Eram Leonor de Souza, 42 anos, e Silvia Castro, 36. Leonor pediu licença para fumar, e acendeu o cigarro numa longa piteira. Segurou a mão de Silvia, e pediu a Neiva que atendesse a ela em primeiro lugar. Embora Neiva não estivesse vendo coisa alguma que demandasse maior atenção, consentiu no pedido de Leonor. Pediu-lhe que fosse até a cozinha tomar um café, enquanto atendia Silvia. Logo que Leonor saiu, Silvia parou de chorar.
- Dona Neiva, – disse ela – a senhora tem um juramento para guardar segredo, não é verdade? Já me falaram disso.
- Sim. – respondeu Neiva – Jurei meus olhos a Nosso Senhor Jesus Cristo, para que os arranque no dia em que eu disser uma mentira ou induzir alguém ao erro, pela minha clarividência.
- Pois é, dona Neiva, a senhora tem que me ajudar em segredo. Meu marido acaba de ser transferido de Brasília para o Rio de Janeiro, e eu não suporto a idéia de abandonar Brasília. O motivo principal, pelo qual não quero sair daqui, é que amo este homem, e ele diz que me matará se eu sair de perto dele.
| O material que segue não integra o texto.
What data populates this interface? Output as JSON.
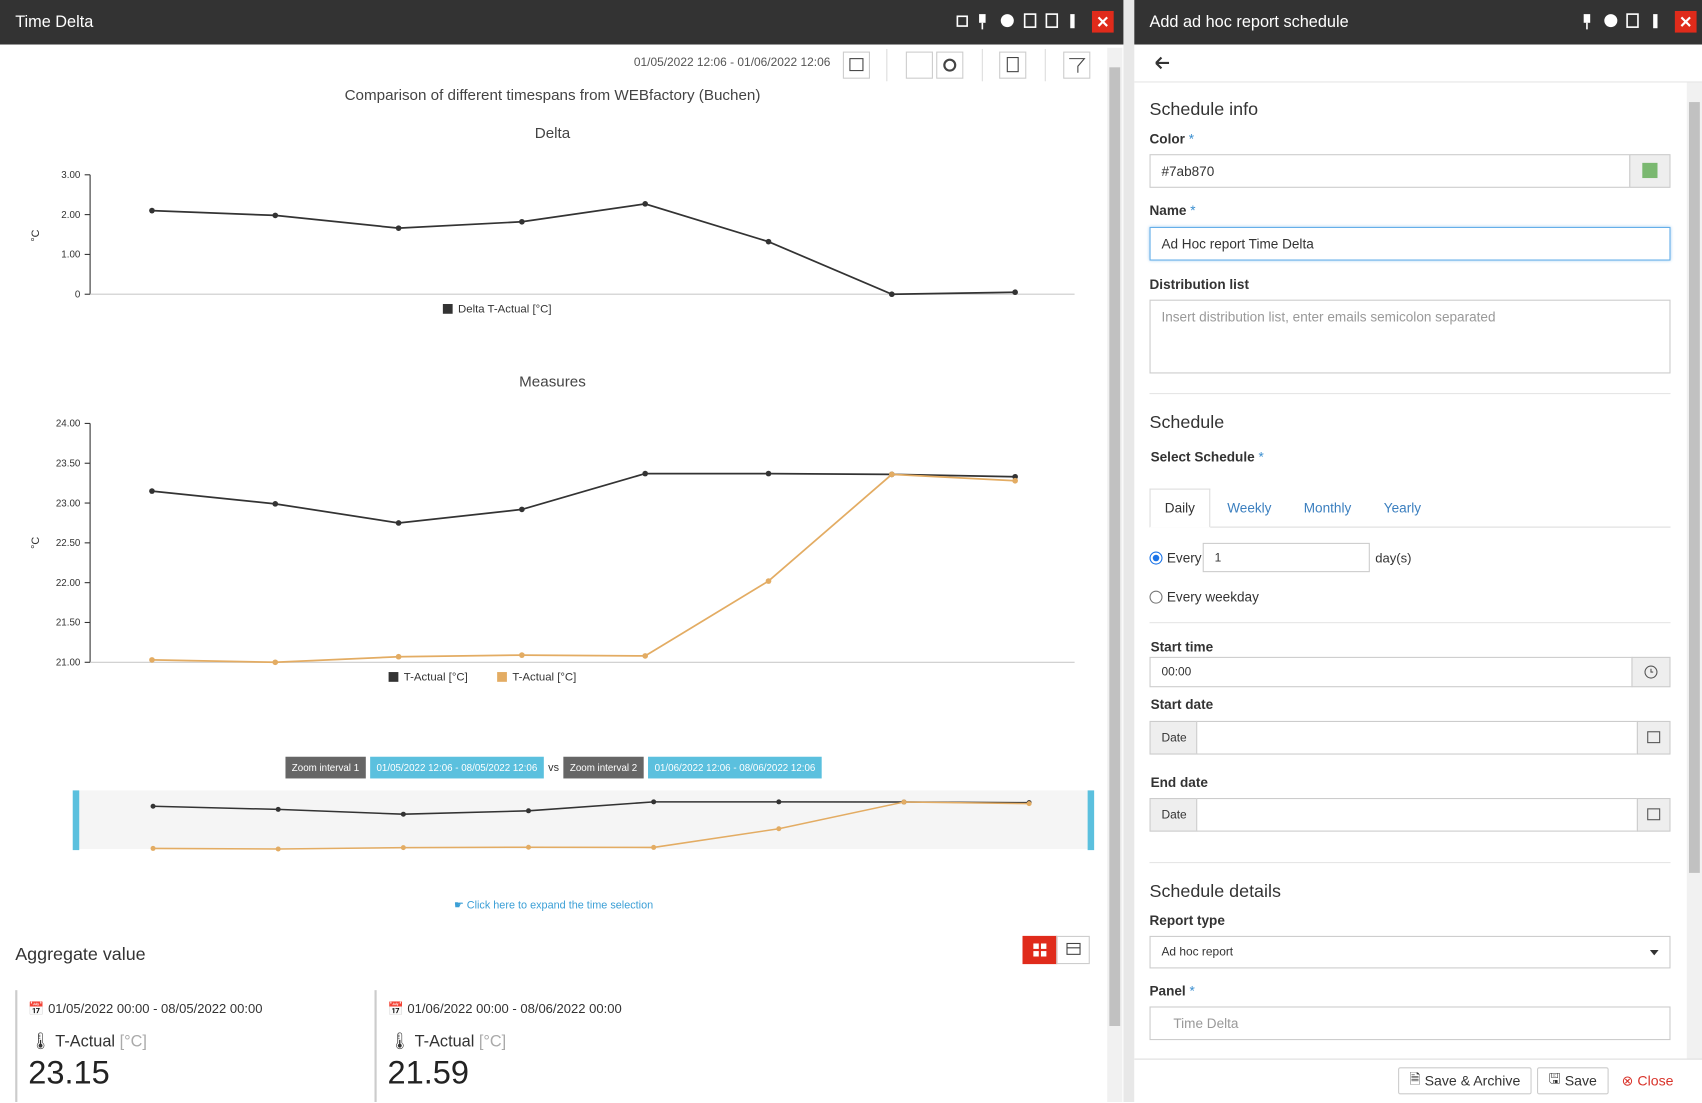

Dizendo isso, Silvia tirou uma fotografia da bolsa e estendeu-a a Neiva. Tomando a foto em suas mãos, Neiva quedou-se estarrecida: o retrato era do marido de Leonor, da amiga de Silvia! Sem dar a perceber que já identificara seu amante, Neiva prometeu-lhe segredo. Entretanto, sentia-se irritada com a futilidade aquela mulher. Alem de trazer um assunto escabroso – ser amante do marido da amiga –, vinha, ainda, com toda falta de respeito, pedir a manutenção daquela situação. Disfarçando suas próprias emoções, Neiva prometeu que iria fazer todo esforço para que ela não tivesse que sair de Brasília, e pediu-lhe que voltasse daí a alguns dias, num dia de consulta. Em seguida, mandou entrar Leonor, que foi logo dizendo:
- Dona Neiva, a senhora conseguiu um milagre fazendo Silvia para de chorar. Bem que ela me disse que a senhora era extraordinária!
Ainda agastada com o desplante de Silvia, Neiva olhou-a e respondeu:
- A senhora é quem devia estar chorando!...
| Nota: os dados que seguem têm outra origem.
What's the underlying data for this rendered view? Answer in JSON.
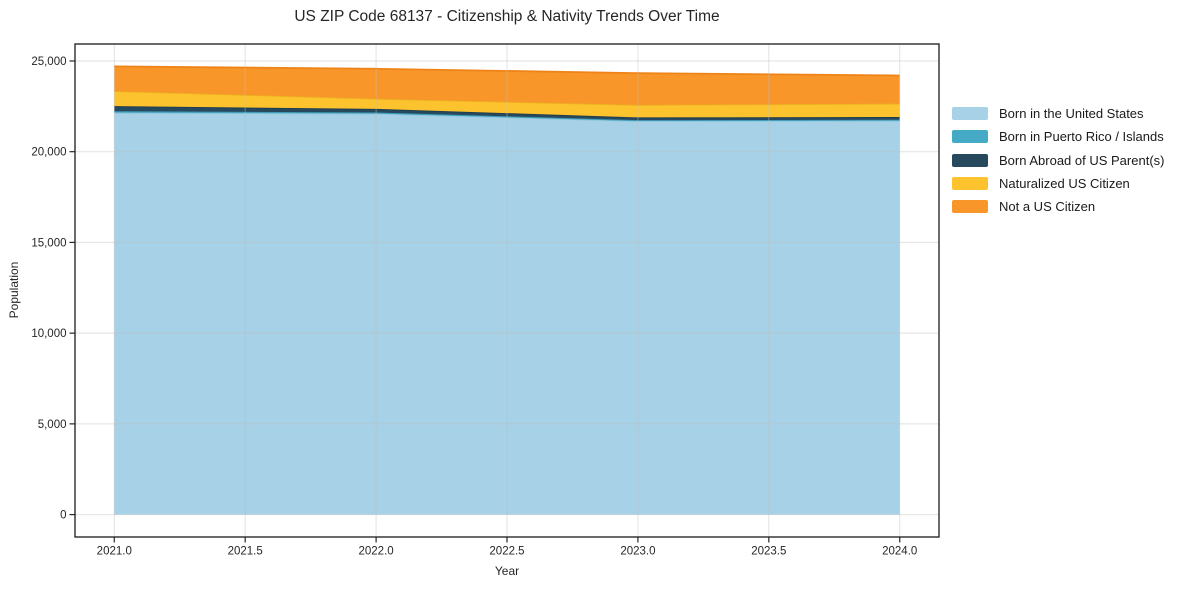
{
  "chart_data": {
    "type": "area",
    "stacked": true,
    "title": "US ZIP Code 68137 - Citizenship & Nativity Trends Over Time",
    "xlabel": "Year",
    "ylabel": "Population",
    "x": [
      2021,
      2022,
      2023,
      2024
    ],
    "series": [
      {
        "name": "Born in the United States",
        "color": "#a7d1e6",
        "edge": "#90c4db",
        "values": [
          22150,
          22100,
          21690,
          21710
        ]
      },
      {
        "name": "Born in Puerto Rico / Islands",
        "color": "#45aac6",
        "edge": "#3d9cb8",
        "values": [
          80,
          60,
          50,
          50
        ]
      },
      {
        "name": "Born Abroad of US Parent(s)",
        "color": "#27495d",
        "edge": "#1f3d4e",
        "values": [
          280,
          200,
          150,
          150
        ]
      },
      {
        "name": "Naturalized US Citizen",
        "color": "#fcc32f",
        "edge": "#edb021",
        "values": [
          830,
          560,
          690,
          740
        ]
      },
      {
        "name": "Not a US Citizen",
        "color": "#f8962a",
        "edge": "#ee8418",
        "values": [
          1360,
          1650,
          1750,
          1550
        ]
      }
    ],
    "xlim": [
      2020.85,
      2024.15
    ],
    "ylim": [
      -1235,
      25935
    ],
    "x_ticks": [
      "2021.0",
      "2021.5",
      "2022.0",
      "2022.5",
      "2023.0",
      "2023.5",
      "2024.0"
    ],
    "x_tick_values": [
      2021,
      2021.5,
      2022,
      2022.5,
      2023,
      2023.5,
      2024
    ],
    "y_ticks": [
      "0",
      "5,000",
      "10,000",
      "15,000",
      "20,000",
      "25,000"
    ],
    "y_tick_values": [
      0,
      5000,
      10000,
      15000,
      20000,
      25000
    ],
    "grid": true,
    "legend_position": "right-outside"
  },
  "colors": {
    "background": "#ffffff",
    "grid": "rgba(190,190,190,0.45)",
    "spine": "#1a1a1a",
    "tick": "#262626",
    "text": "#262626"
  }
}
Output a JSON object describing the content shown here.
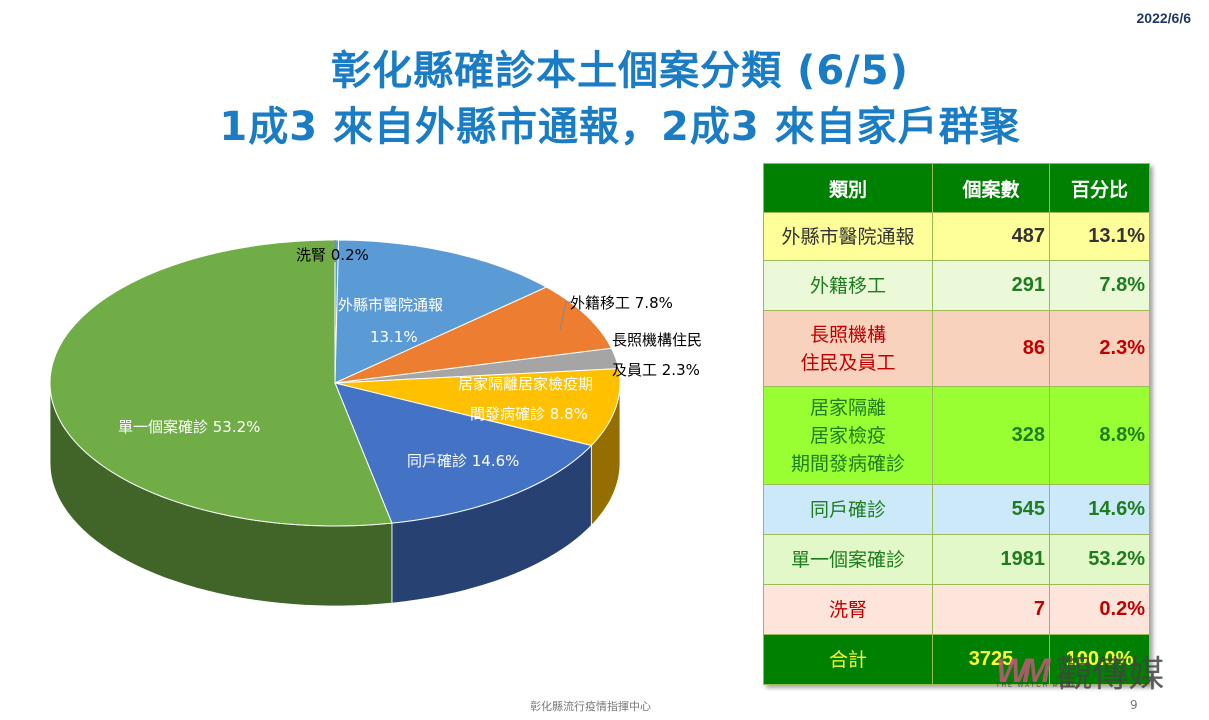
{
  "header": {
    "date": "2022/6/6",
    "title_line1": "彰化縣確診本土個案分類 (6/5)",
    "title_line2": "1成3 來自外縣市通報，2成3 來自家戶群聚"
  },
  "chart_data": {
    "type": "pie",
    "style": "3d",
    "title": "彰化縣確診本土個案分類 (6/5)",
    "categories": [
      "洗腎",
      "外縣市醫院通報",
      "外籍移工",
      "長照機構住民及員工",
      "居家隔離居家檢疫期間發病確診",
      "同戶確診",
      "單一個案確診"
    ],
    "values": [
      0.2,
      13.1,
      7.8,
      2.3,
      8.8,
      14.6,
      53.2
    ],
    "counts": [
      7,
      487,
      291,
      86,
      328,
      545,
      1981
    ],
    "colors": [
      "#5b9bd5",
      "#5b9bd5",
      "#ed7d31",
      "#a5a5a5",
      "#ffc000",
      "#4472c4",
      "#70ad47"
    ],
    "labels": [
      {
        "lines": [
          "洗腎 0.2%"
        ]
      },
      {
        "lines": [
          "外縣市醫院通報",
          "13.1%"
        ]
      },
      {
        "lines": [
          "外籍移工 7.8%"
        ]
      },
      {
        "lines": [
          "長照機構住民",
          "及員工 2.3%"
        ]
      },
      {
        "lines": [
          "居家隔離居家檢疫期",
          "間發病確診 8.8%"
        ]
      },
      {
        "lines": [
          "同戶確診 14.6%"
        ]
      },
      {
        "lines": [
          "單一個案確診 53.2%"
        ]
      }
    ],
    "unit": "%"
  },
  "table": {
    "headers": [
      "類別",
      "個案數",
      "百分比"
    ],
    "rows": [
      {
        "category": "外縣市醫院通報",
        "count": "487",
        "percent": "13.1%",
        "bg": "#ffff99",
        "color": "#333333"
      },
      {
        "category": "外籍移工",
        "count": "291",
        "percent": "7.8%",
        "bg": "#ebf9d8",
        "color": "#1e7d1e"
      },
      {
        "category": "長照機構\n住民及員工",
        "count": "86",
        "percent": "2.3%",
        "bg": "#f8d2bd",
        "color": "#c00000"
      },
      {
        "category": "居家隔離\n居家檢疫\n期間發病確診",
        "count": "328",
        "percent": "8.8%",
        "bg": "#99ff33",
        "color": "#1e7d1e"
      },
      {
        "category": "同戶確診",
        "count": "545",
        "percent": "14.6%",
        "bg": "#cce9f9",
        "color": "#1e7d1e"
      },
      {
        "category": "單一個案確診",
        "count": "1981",
        "percent": "53.2%",
        "bg": "#e3f8c8",
        "color": "#1e7d1e"
      },
      {
        "category": "洗腎",
        "count": "7",
        "percent": "0.2%",
        "bg": "#fde5dc",
        "color": "#c00000"
      }
    ],
    "total": {
      "category": "合計",
      "count": "3725",
      "percent": "100.0%",
      "bg": "#008000",
      "color": "#ffff33"
    }
  },
  "footer": {
    "organization": "彰化縣流行疫情指揮中心",
    "page_number": "9"
  },
  "watermark": {
    "logo": "WM",
    "text": "觀傳媒",
    "subtitle": "THE WATCH MEDIA"
  }
}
- É verdade, dona Neiva. Estou desolada e não estou mais agüentando viver com o meu problema. Sou casada, meu marido é muito bom para mim, tenho filhos, mas estou amando desesperadamente outro homem! Mas, por favor, não me leve a mal. Amo, sei que sou correspondida, mas nada fiz de errado. Não me julgo no direito de prejudicar a quem quer que seja, minha família ou a dele, pois também é casado! A única coisa que acontece é conversarmos de vez em quando. Vim procurá-la para que me ajude a manter meu equilíbrio. Tanto ele como eu, queremos cumprir rigorosamente nossos deveres.
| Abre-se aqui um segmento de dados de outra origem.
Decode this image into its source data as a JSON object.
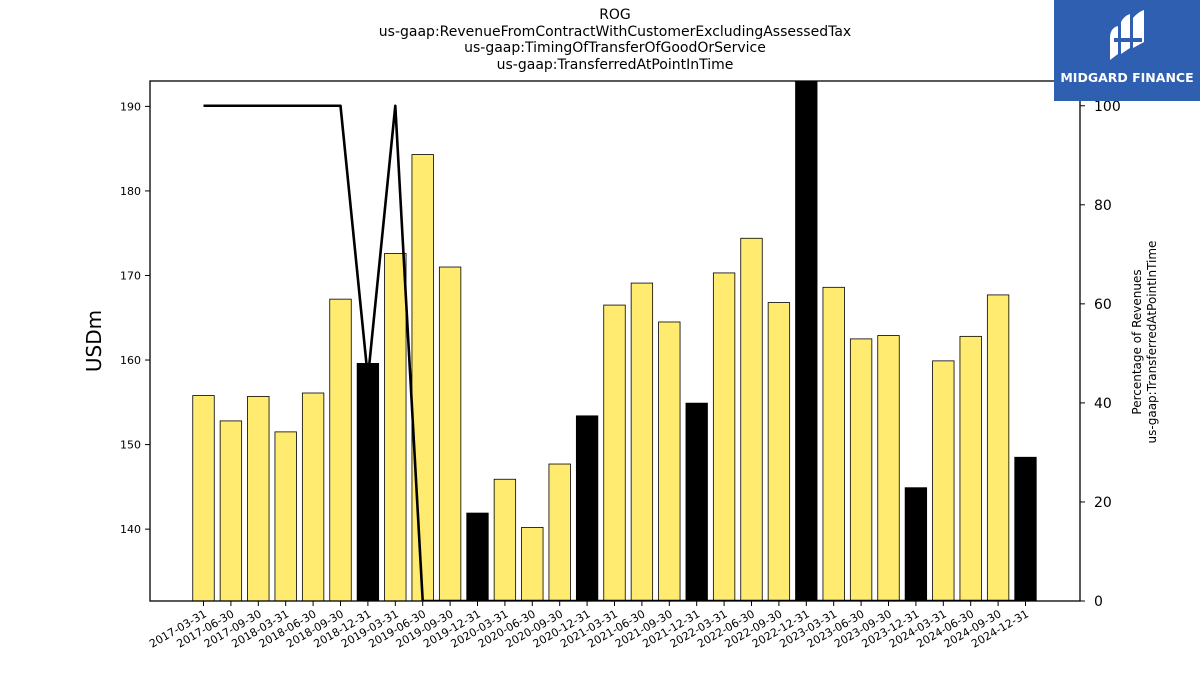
{
  "titles": {
    "line1": "ROG",
    "line2": "us-gaap:RevenueFromContractWithCustomerExcludingAssessedTax",
    "line3": "us-gaap:TimingOfTransferOfGoodOrService",
    "line4": "us-gaap:TransferredAtPointInTime"
  },
  "logo": {
    "text": "MIDGARD FINANCE",
    "bg_color": "#2f5fb0"
  },
  "chart_data": {
    "type": "bar",
    "ylabel": "USDm",
    "y2label_line1": "Percentage of Revenues",
    "y2label_line2": "us-gaap:TransferredAtPointInTime",
    "ylim": [
      131.5,
      193
    ],
    "y2lim": [
      0,
      105
    ],
    "yticks": [
      140,
      150,
      160,
      170,
      180,
      190
    ],
    "y2ticks": [
      0,
      20,
      40,
      60,
      80,
      100
    ],
    "grid": false,
    "categories": [
      "2017-03-31",
      "2017-06-30",
      "2017-09-30",
      "2018-03-31",
      "2018-06-30",
      "2018-09-30",
      "2018-12-31",
      "2019-03-31",
      "2019-06-30",
      "2019-09-30",
      "2019-12-31",
      "2020-03-31",
      "2020-06-30",
      "2020-09-30",
      "2020-12-31",
      "2021-03-31",
      "2021-06-30",
      "2021-09-30",
      "2021-12-31",
      "2022-03-31",
      "2022-06-30",
      "2022-09-30",
      "2022-12-31",
      "2023-03-31",
      "2023-06-30",
      "2023-09-30",
      "2023-12-31",
      "2024-03-31",
      "2024-06-30",
      "2024-09-30",
      "2024-12-31"
    ],
    "series": [
      {
        "type": "bar",
        "values": [
          155.8,
          152.8,
          155.7,
          151.5,
          156.1,
          167.2,
          159.6,
          172.6,
          184.3,
          171.0,
          141.9,
          145.9,
          140.2,
          147.7,
          153.4,
          166.5,
          169.1,
          164.5,
          154.9,
          170.3,
          174.4,
          166.8,
          193.0,
          168.6,
          162.5,
          162.9,
          144.9,
          159.9,
          162.8,
          167.7,
          148.5
        ],
        "colors": [
          "#ffeb70",
          "#ffeb70",
          "#ffeb70",
          "#ffeb70",
          "#ffeb70",
          "#ffeb70",
          "#000000",
          "#ffeb70",
          "#ffeb70",
          "#ffeb70",
          "#000000",
          "#ffeb70",
          "#ffeb70",
          "#ffeb70",
          "#000000",
          "#ffeb70",
          "#ffeb70",
          "#ffeb70",
          "#000000",
          "#ffeb70",
          "#ffeb70",
          "#ffeb70",
          "#000000",
          "#ffeb70",
          "#ffeb70",
          "#ffeb70",
          "#000000",
          "#ffeb70",
          "#ffeb70",
          "#ffeb70",
          "#000000"
        ]
      },
      {
        "type": "line",
        "axis": "right",
        "color": "#000000",
        "values": [
          100,
          100,
          100,
          100,
          100,
          100,
          45,
          100,
          0,
          0,
          0,
          0,
          0,
          0,
          0,
          0,
          0,
          0,
          0,
          0,
          0,
          0,
          0,
          0,
          0,
          0,
          0,
          0,
          0,
          0,
          0
        ]
      }
    ]
  }
}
A atitude respeitosa de Leonor contrastou com o despudor de Silvia. E, apesar de não estar bem mediunizada, Neiva compreendeu que o caso era muito sério. Prometeu ajudá-la e lhe pediu que voltasse em dia de consulta.
Três dias depois, elas voltaram. Neiva já havia visto o quadro delas: Leonor tinha sido uma nobre da corte francesa, e havia se endividado com seu atual amor, que, naquele tempo, se chamava Antoine. Os laços que os uniam eram tão fortes que não lhes permitiam, agora, outra atitude senão a de um amor verdadeiro, sem manchas. Nisso se constituía a faixa cármica dos dois. Sentir aquela atração quase irresistível, e não poder, sem macular o amor, se unir. Só uma atitude altiva e honesta satisfaria aqueles espíritos. Com isso, o sofrimento era intenso, como um fogo perene a queimar-lhes os corações. Neiva admirou-se da intuição daqueles dois. Vivendo, como viviam, num meio social em que as irregularidades conjugais eram norma, e com todas as facilidades para a realização, os dois haviam tomado aquela atitude nobre.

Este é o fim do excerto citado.